The scholars Marelene and Geoffrey Rayner-Canham captured this perfectly: “Though rarely noted, women have been active participants in the chemical sciences since the beginning of recorded history”. The problem isn’t women’s absence from science—it’s our failure to recognise their presence.
The Tapputi Principle
Tapputi-Belatekallim’s legacy extends beyond her technical innovations. She represents what we might call the “Tapputi Principle”—the recognition that scientific progress has always depended on diverse voices, including those historically marginalised or erased.
Her sophisticated understanding of chemical processes, developed over 3,000 years ago, reminds us that innovation isn’t the province of any single gender, culture, or historical period. The techniques she pioneered—distillation, extraction, purification—remain fundamental to modern chemistry and pharmaceutical manufacturing.

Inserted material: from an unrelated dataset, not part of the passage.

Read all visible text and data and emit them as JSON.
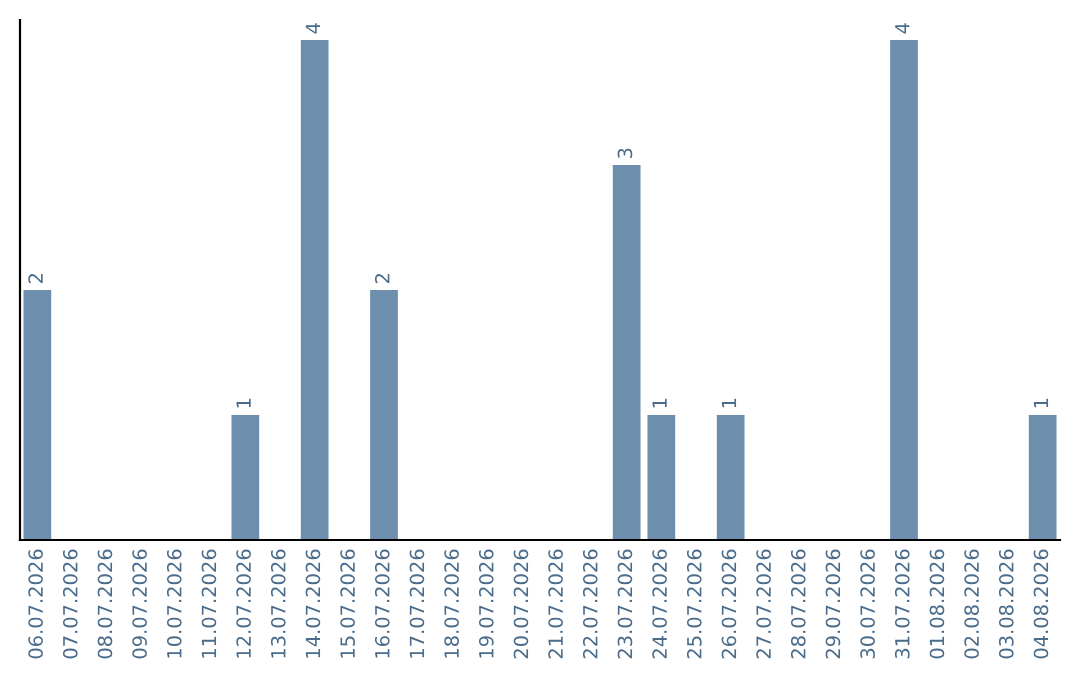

Yet perhaps Tapputi’s most important contribution isn’t scientific but social: proof that women’s exclusion from science wasn’t universal throughout history, and that brilliant minds have always found ways to contribute, regardless of the barriers placed before them.
As we continue to discover and celebrate forgotten women in STEM, Tapputi’s story serves as both inspiration and warning. It reminds us that for every Marie Curie we remember, there may be dozens of Tapputis we’ve forgotten—and that the responsibility for ensuring women’s contributions are recognised and preserved rests with all of us.
The question isn’t whether women have always participated in science. They have. The question is whether we’re paying attention.